In this week's parsha Bnei Yisroel are counted once again. "These are the ones counted by Moshe and Elazar Hakohein. . . And from these there was no man of those counted by Moshe and Aharon in the Sinai Desert" (Bamidbar 26, 64-65). Rashi comments that the Torah emphasizes, "there was no man", because the women were still alive at the time of the second counting. They were not included in the punishment incurred as a result of the spies' derogatory report and the nation's subsequent objection to entering the Land of Israel. In contrast to the men who expressed their grievances against Eretz Yisroel, the women cherished the Land. This was demonstrated by the daughters of Tzlafchad who came to Moshe requesting that they be allocated a portion of land in Eretz Yisroel.
It is interesting to note, says Rav Wolbe (Shiurei Chumash), that women were always at the forefront of the great events mentioned in the Torah. Chazal tell us that in the merit of the righteous women our forefathers were redeemed from the bondage in Mitzrayim. Additionally, when Bnei Yisroel stood ready to accept the Torah at Har Sinai, the women were placed first in Hashem's command to Moshe: "So shall you say to the daughters of Yaakov and relate to the sons of Yisroel" (Shemos 19, 3). Finally, it was the women who cherished and thereby merited entering Eretz Yisroel, while their male counterparts perished in the wilderness. In contrast to those who perceive women as maintaining an inferior spiritual status, the Torah clarifies for us their true level of greatness.
In a similar vein, Rashi (Bamidbar 27, 7) tells us that the eyes of the daughters of Tzlafchad "saw" what was not "seen" by the eyes of Moshe. Their request precipitated Hashem's commandment to Moshe as to regarding what should be done with the estate of a man who dies and leaves only daughters. It was in the merit of these wise women that Bnei Yisroel were taught the laws pertaining to inheritance. Once again we see the greatness the Torah ascribes to women.

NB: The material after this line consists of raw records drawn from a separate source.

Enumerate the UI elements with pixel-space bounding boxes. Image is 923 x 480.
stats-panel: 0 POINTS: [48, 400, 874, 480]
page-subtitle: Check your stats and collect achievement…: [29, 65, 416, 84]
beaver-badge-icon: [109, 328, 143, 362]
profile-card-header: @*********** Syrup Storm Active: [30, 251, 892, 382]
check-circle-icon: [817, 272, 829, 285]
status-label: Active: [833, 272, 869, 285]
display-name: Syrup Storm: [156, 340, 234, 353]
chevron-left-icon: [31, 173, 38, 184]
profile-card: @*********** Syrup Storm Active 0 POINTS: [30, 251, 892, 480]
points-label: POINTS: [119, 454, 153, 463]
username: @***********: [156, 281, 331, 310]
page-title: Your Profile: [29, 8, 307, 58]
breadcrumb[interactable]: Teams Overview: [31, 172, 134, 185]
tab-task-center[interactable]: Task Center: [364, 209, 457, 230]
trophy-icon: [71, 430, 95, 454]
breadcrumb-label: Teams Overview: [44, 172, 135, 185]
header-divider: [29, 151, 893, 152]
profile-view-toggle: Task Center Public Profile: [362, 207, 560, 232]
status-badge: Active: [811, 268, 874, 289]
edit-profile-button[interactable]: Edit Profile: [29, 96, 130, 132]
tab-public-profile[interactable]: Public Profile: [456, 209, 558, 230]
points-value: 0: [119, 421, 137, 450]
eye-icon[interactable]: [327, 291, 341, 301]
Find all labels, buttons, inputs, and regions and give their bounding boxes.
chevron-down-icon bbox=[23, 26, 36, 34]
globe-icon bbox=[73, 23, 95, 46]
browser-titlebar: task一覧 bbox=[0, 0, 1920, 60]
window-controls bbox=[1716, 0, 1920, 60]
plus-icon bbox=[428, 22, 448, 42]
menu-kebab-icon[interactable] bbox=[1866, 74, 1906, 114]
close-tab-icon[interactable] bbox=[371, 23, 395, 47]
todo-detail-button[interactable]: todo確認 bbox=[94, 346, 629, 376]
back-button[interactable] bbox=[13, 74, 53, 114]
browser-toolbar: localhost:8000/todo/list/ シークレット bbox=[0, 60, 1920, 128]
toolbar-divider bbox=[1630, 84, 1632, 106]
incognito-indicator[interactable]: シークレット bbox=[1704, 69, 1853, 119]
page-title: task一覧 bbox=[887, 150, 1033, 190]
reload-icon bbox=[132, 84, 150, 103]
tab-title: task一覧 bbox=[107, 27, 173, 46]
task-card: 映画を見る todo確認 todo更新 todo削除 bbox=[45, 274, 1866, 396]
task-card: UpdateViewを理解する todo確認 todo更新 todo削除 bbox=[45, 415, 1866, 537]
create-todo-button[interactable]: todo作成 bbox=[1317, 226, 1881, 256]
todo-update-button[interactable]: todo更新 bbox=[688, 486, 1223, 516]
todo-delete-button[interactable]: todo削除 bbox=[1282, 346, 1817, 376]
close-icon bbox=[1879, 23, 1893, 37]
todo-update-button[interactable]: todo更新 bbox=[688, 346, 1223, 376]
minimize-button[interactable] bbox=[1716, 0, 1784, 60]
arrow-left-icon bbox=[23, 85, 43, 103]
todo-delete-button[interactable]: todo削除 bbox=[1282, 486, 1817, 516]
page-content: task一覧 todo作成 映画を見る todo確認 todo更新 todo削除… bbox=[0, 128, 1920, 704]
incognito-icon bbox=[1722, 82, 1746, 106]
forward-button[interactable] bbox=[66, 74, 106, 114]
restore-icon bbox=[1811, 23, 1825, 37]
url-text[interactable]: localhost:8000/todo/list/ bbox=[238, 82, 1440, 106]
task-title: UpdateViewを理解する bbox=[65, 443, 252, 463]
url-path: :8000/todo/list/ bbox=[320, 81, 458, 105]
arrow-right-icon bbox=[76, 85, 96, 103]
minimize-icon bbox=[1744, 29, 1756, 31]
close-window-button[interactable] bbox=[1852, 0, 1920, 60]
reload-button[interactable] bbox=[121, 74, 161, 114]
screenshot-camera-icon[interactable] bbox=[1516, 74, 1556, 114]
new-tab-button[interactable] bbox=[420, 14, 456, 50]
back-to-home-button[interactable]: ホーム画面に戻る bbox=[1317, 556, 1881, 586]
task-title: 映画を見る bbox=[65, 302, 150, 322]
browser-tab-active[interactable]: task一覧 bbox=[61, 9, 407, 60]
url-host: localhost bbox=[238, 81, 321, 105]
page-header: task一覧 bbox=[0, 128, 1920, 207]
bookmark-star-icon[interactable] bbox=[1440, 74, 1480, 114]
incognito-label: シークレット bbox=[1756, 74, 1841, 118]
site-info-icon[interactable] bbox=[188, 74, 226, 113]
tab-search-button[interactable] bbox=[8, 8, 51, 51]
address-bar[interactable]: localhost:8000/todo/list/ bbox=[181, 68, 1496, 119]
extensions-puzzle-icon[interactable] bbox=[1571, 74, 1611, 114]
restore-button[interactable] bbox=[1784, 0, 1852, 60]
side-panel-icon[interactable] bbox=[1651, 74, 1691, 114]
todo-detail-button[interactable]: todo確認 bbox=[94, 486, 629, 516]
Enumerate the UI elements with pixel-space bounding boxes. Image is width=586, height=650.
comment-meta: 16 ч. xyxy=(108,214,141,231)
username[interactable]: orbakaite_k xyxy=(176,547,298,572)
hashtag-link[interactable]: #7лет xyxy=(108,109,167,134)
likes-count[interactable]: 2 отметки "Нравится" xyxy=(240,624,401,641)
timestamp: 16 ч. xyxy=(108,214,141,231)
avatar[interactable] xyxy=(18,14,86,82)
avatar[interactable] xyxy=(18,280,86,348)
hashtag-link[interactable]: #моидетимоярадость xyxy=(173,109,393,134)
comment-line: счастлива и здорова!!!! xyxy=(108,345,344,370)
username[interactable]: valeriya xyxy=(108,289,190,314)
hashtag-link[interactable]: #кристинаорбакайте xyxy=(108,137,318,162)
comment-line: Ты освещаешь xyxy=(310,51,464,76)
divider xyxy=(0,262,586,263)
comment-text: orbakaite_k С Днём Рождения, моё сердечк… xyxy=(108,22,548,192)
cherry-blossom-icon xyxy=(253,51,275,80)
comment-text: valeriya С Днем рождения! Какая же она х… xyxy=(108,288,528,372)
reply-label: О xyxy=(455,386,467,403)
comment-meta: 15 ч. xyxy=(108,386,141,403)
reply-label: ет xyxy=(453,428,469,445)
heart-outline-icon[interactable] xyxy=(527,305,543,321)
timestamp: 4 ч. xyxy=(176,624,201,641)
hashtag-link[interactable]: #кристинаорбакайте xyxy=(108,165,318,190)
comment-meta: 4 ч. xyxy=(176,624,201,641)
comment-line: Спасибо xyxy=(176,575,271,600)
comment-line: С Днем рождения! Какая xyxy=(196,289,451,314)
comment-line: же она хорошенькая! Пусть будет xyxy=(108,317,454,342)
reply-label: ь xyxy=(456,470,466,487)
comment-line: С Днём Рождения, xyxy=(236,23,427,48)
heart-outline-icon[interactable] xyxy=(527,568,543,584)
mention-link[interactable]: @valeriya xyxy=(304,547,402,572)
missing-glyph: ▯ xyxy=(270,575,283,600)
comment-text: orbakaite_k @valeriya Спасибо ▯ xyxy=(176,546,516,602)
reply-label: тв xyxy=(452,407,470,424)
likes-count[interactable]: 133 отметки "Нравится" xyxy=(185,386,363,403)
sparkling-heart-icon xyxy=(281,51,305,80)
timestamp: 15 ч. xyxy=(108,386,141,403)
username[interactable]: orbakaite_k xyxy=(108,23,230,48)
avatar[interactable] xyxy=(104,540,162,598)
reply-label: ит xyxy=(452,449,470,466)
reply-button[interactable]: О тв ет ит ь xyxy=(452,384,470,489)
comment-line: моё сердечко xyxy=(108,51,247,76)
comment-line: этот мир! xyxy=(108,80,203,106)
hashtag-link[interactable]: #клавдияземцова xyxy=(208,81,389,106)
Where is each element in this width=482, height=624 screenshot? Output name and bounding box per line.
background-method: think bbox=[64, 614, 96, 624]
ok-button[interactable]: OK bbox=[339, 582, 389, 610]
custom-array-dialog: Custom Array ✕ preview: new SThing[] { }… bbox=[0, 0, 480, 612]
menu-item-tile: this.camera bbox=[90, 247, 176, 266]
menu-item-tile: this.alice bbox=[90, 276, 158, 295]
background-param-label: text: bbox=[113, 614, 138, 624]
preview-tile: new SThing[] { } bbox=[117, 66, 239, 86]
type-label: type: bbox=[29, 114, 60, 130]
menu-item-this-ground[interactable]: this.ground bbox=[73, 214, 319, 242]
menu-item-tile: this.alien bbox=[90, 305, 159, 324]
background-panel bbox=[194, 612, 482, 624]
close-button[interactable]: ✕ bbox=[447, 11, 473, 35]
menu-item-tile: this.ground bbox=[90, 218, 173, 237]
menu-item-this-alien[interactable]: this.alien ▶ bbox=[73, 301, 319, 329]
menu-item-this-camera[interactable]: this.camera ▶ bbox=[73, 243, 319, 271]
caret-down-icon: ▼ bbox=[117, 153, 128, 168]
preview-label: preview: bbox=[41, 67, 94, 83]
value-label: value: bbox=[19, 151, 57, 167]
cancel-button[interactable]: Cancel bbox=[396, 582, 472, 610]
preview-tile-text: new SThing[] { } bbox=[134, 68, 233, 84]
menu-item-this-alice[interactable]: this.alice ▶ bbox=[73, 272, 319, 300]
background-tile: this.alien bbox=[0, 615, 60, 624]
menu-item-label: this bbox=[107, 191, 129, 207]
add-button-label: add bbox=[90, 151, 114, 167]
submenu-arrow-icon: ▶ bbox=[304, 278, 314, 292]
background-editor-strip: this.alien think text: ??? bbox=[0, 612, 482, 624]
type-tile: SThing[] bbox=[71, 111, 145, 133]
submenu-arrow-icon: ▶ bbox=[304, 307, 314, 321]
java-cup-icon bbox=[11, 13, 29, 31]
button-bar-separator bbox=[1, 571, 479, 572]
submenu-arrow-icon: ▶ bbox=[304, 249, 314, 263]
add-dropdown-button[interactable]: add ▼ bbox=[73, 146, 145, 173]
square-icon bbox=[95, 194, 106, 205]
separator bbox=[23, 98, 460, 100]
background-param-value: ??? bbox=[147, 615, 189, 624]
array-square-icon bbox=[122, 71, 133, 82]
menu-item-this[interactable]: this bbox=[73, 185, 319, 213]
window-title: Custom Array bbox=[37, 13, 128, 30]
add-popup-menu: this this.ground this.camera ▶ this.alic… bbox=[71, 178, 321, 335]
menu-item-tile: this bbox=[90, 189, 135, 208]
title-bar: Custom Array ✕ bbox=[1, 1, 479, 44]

Rav Wolbe points out that there is another lesson to be gleaned from the daughters of Tzlafchad. They are yet another example of the emphasis the Torah places on the importance of each individual. Their simple request, which demonstrated an intense spiritual desire, brought them honor in the eyes of their generation and all future generations since Hashem recorded their dialogue in the Torah. We all have the potential to leave our mark!